Rodolfo Borges
“Às 12h30 do dia 4 de maio de 1976, o presidente Ernesto Geisel desembarcou do trem real britânico, procedente do aeroporto de Gatwick, na estação Victoria, em Londres. Acompanhado da esposa Lucy Geisel e da filha Amália Lucy, o general brasileiro deu três passos sobre a plataforma e cumprimentou a rainha Elizabeth II da Inglaterra”, descreve o pesquisador Geraldo Cantarino ao iniciar o ainda inédito Geisel em Londres (Editora Mauad X), seu quinto livro baseado nos arquivos do Governo britânico sobre o período do regime militar brasileiro (mais sobre eles aqui). “Essa foi a primeira visita de Estado de um presidente brasileiro ao Reino Unido, e foi considerada uma das mais polêmicas daquele período na Inglaterra”, conta Cantarino, um dos vários brasileiros que tentam recuperar a história das décadas de 1960, 1970 e 1980 do Brasil em arquivos estrangeiros.
A reportagem do EL PAÍS conversou com pesquisadores que têm vasculhado os arquivos do Reino Unido, França e da antiga Tchecoslováquia para descobrir o que os documentos diplomáticos e de serviços de inteligência ainda têm a dizer sobre esse período turvo da história brasileira — os militares alegam ter destruído todos os documentos da época. No livro que está para lançar, Cantarino investiga como o constrangimento britânico de lidar com um regime acusado de torturas e execuções não foi o bastante para impedir a visita com honras de Geisel. Os grandes contratos no ambicioso programa de desenvolvimento nacional em curso no Brasil falaram mais alto, mas “a diplomacia britânica percebeu que precisaria de fortes argumentos para justificar o convite e evitar um desgaste do Governo de Sua Majestade junto à opinião pública”, diz o jornalista. Segundo ele, estão começando a ser liberados documentos britânicos sobre a Guerra das Malvinas. E é de olho nesses registros que o historiador João Roberto Martins Filho, professor da Universidade Federal de São Carlos (UFSCar), parte nos próximos meses para a Inglaterra.

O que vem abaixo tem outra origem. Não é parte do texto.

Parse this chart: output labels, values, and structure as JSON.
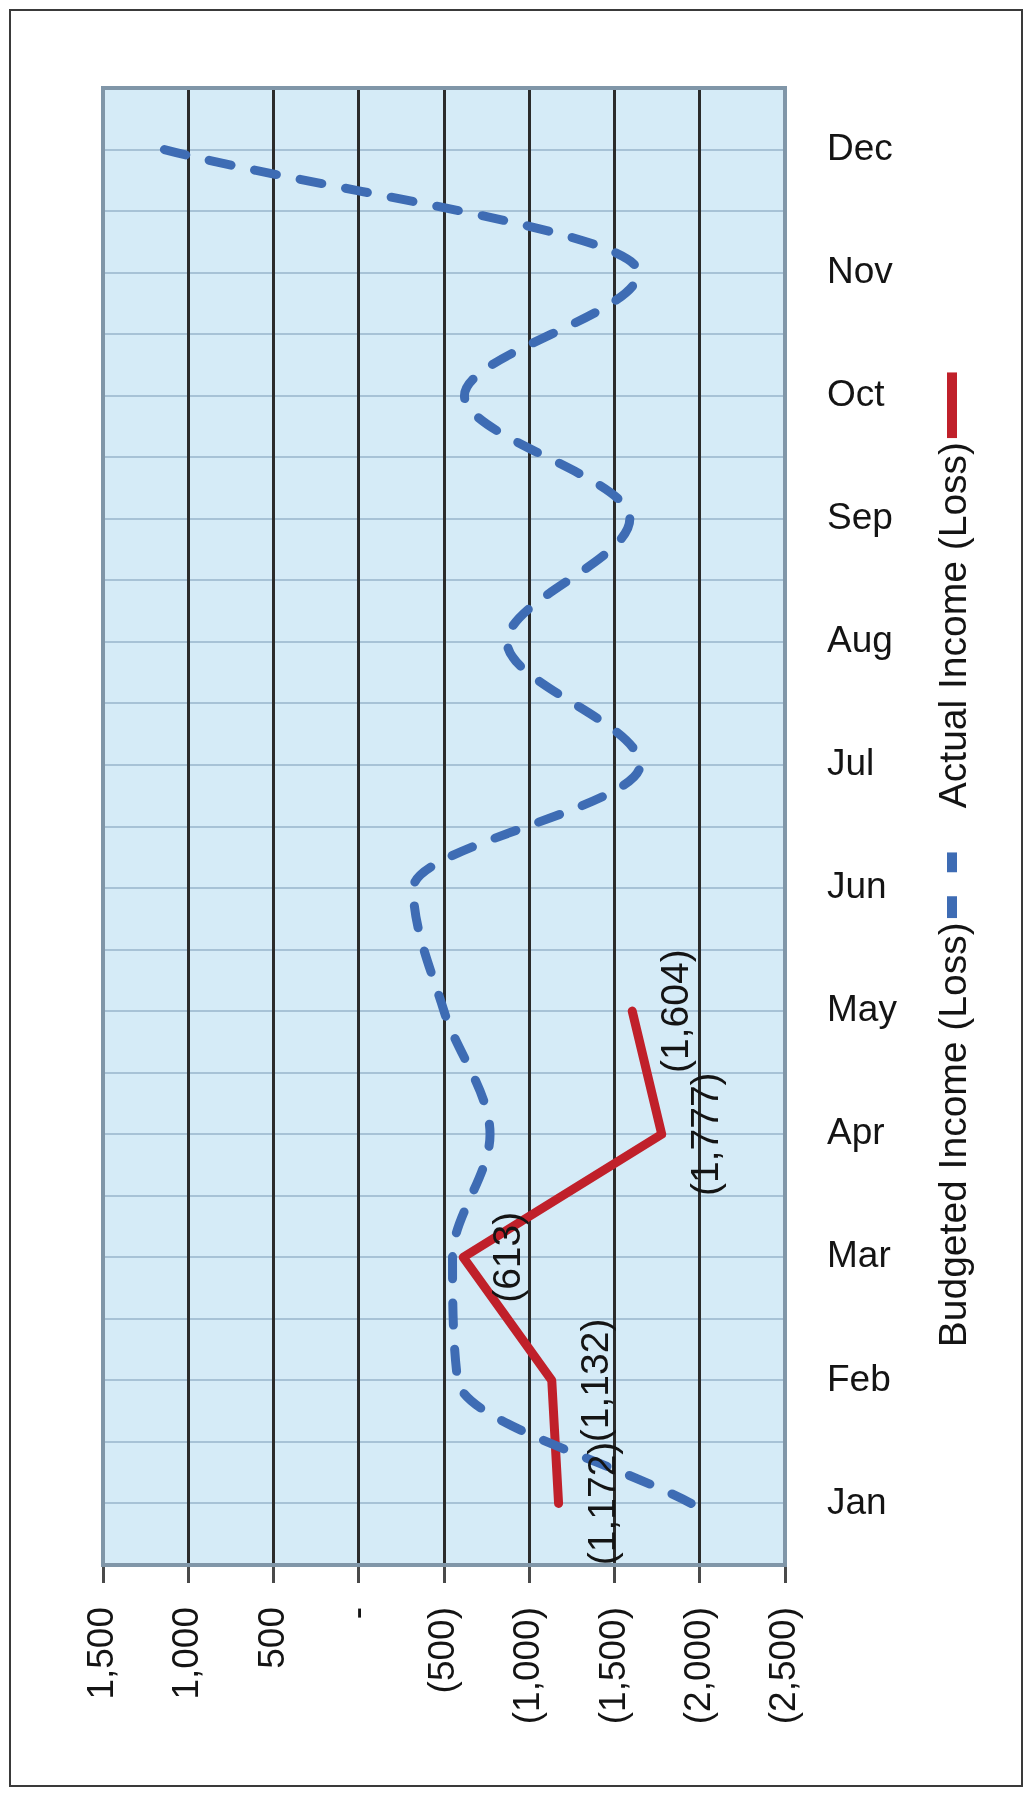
{
  "chart_data": {
    "type": "line",
    "orientation": "horizontal",
    "categories": [
      "Dec",
      "Nov",
      "Oct",
      "Sep",
      "Aug",
      "Jul",
      "Jun",
      "May",
      "Apr",
      "Mar",
      "Feb",
      "Jan"
    ],
    "series": [
      {
        "name": "Budgeted Income (Loss)",
        "color": "#3e6cb4",
        "line_style": "dashed",
        "values": [
          1140,
          -1640,
          -620,
          -1590,
          -870,
          -1650,
          -320,
          -500,
          -770,
          -550,
          -580,
          -1950
        ]
      },
      {
        "name": "Actual Income (Loss)",
        "color": "#c0202a",
        "line_style": "solid",
        "values": [
          null,
          null,
          null,
          null,
          null,
          null,
          null,
          -1604,
          -1777,
          -613,
          -1132,
          -1172
        ],
        "value_labels": [
          null,
          null,
          null,
          null,
          null,
          null,
          null,
          "(1,604)",
          "(1,777)",
          "(613)",
          "(1,132)",
          "(1,172)"
        ]
      }
    ],
    "xlim": [
      1500,
      -2500
    ],
    "xticks": [
      {
        "value": 1500,
        "label": "1,500"
      },
      {
        "value": 1000,
        "label": "1,000"
      },
      500,
      {
        "value": 0,
        "label": "-"
      },
      {
        "value": -500,
        "label": "(500)"
      },
      {
        "value": -1000,
        "label": "(1,000)"
      },
      {
        "value": -1500,
        "label": "(1,500)"
      },
      {
        "value": -2000,
        "label": "(2,000)"
      },
      {
        "value": -2500,
        "label": "(2,500)"
      }
    ],
    "grid": true,
    "legend": "right"
  }
}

“Houve muita tensão entre o Brasil e a Inglaterra naquele momento. Para eles [britânicos], era uma questão fundamental derrotar os argentinos, e o Brasil teve uma atitude dúbia, disse que era contra, mas apreendeu um avião inglês e deu ajuda à Argentina por baixo do pano”, diz Martins Filho, que descobriu recentemente documentos britânicos de 1978 que sugerem uma tentativa do Governo brasileiro de abafar um caso de superfaturamento na compra de equipamentos para construção de navios vendidos ao Brasil. Os brasileiros se negaram inclusive a receber uma indenização de 500.000 libras (3 milhões de libras ou 15 milhões de reais nos valores atuais).